Most canal houses on the Looiersgracht are used as residential houses.
An example of the neck gables that are popular in Amsterdam can be seen at Looiersgracht 21.
This type from 1648 is sometimes referred to as a small Vingboons imitation or miniature Vingboons.

The former Looiersgracht church, also known as Simon de Looier, on Looiersgracht 70-72, is sandwiched between the houses and stands out only for its shouldered spout with high windows.
The facade of this late 19th-century gallery church is divided into three parts by narrow brick pilasters.
Inside, the simple space is particularly striking, since the galleries are supported by cast-iron columns.
Because the church is crowded by houses, some of the lighting comes through windows in the barrel vault.
The Bible Center "Bij Simon de Looier" is housed here.

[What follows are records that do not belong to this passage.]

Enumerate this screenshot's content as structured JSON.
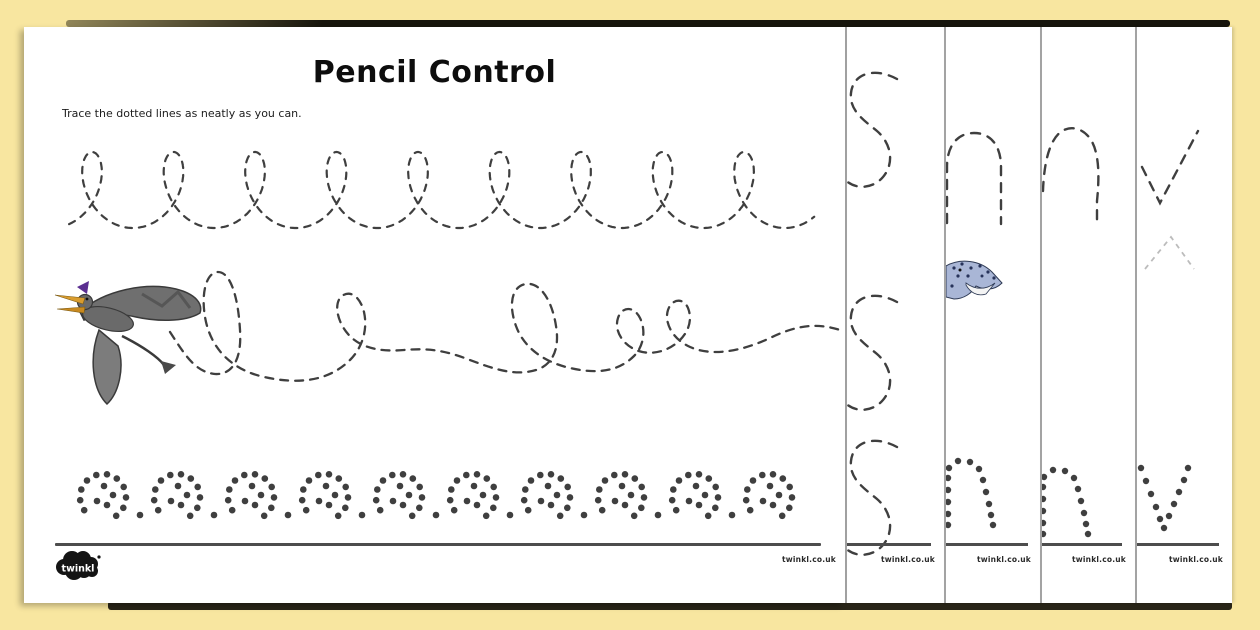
{
  "header": {
    "title": "Pencil Control",
    "instruction": "Trace the dotted lines as neatly as you can."
  },
  "footer": {
    "logo_text": "twinkl",
    "website": "twinkl.co.uk"
  },
  "main_page": {
    "illustration": "pterosaur",
    "patterns": [
      "dashed-loop-row",
      "dashed-flight-path",
      "dotted-letter-e-row"
    ]
  },
  "stacked_pages": [
    {
      "pattern": "dashed-s-curves",
      "website": "twinkl.co.uk"
    },
    {
      "pattern": "dashed-n-arch",
      "illustration": "spotted-dinosaur-head",
      "website": "twinkl.co.uk"
    },
    {
      "pattern": "dashed-n-arch",
      "website": "twinkl.co.uk"
    },
    {
      "pattern": "dashed-v-zigzag",
      "website": "twinkl.co.uk"
    }
  ],
  "colors": {
    "background": "#f8e6a0",
    "page": "#ffffff",
    "trace": "#3f3f3f",
    "baseline": "#4d4d4d",
    "logo": "#141414",
    "beak": "#d99c2e",
    "crest": "#5b2f91",
    "dino_blue": "#a9b6d6"
  }
}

A bible shop is located in the entrance.

==Trivia==
- The ' Looierssluis ' (bridge 103) is located over the Looiersgracht at the Prinsengracht.
- Bridge 100 is located on the Lijnbaansgracht and at Eerste Looiersdwarsstraat there is (pedestrian) bridge 102, they are both municipal monuments.
- The MV Looiersgracht is a cargo ship from the Spliethoff charter office .
- From 1992 to 1997 the Osho's Supernova Cultural Center Archive in Amsterdam was located in a former carpentry factory on Looiersgracht (no. 43).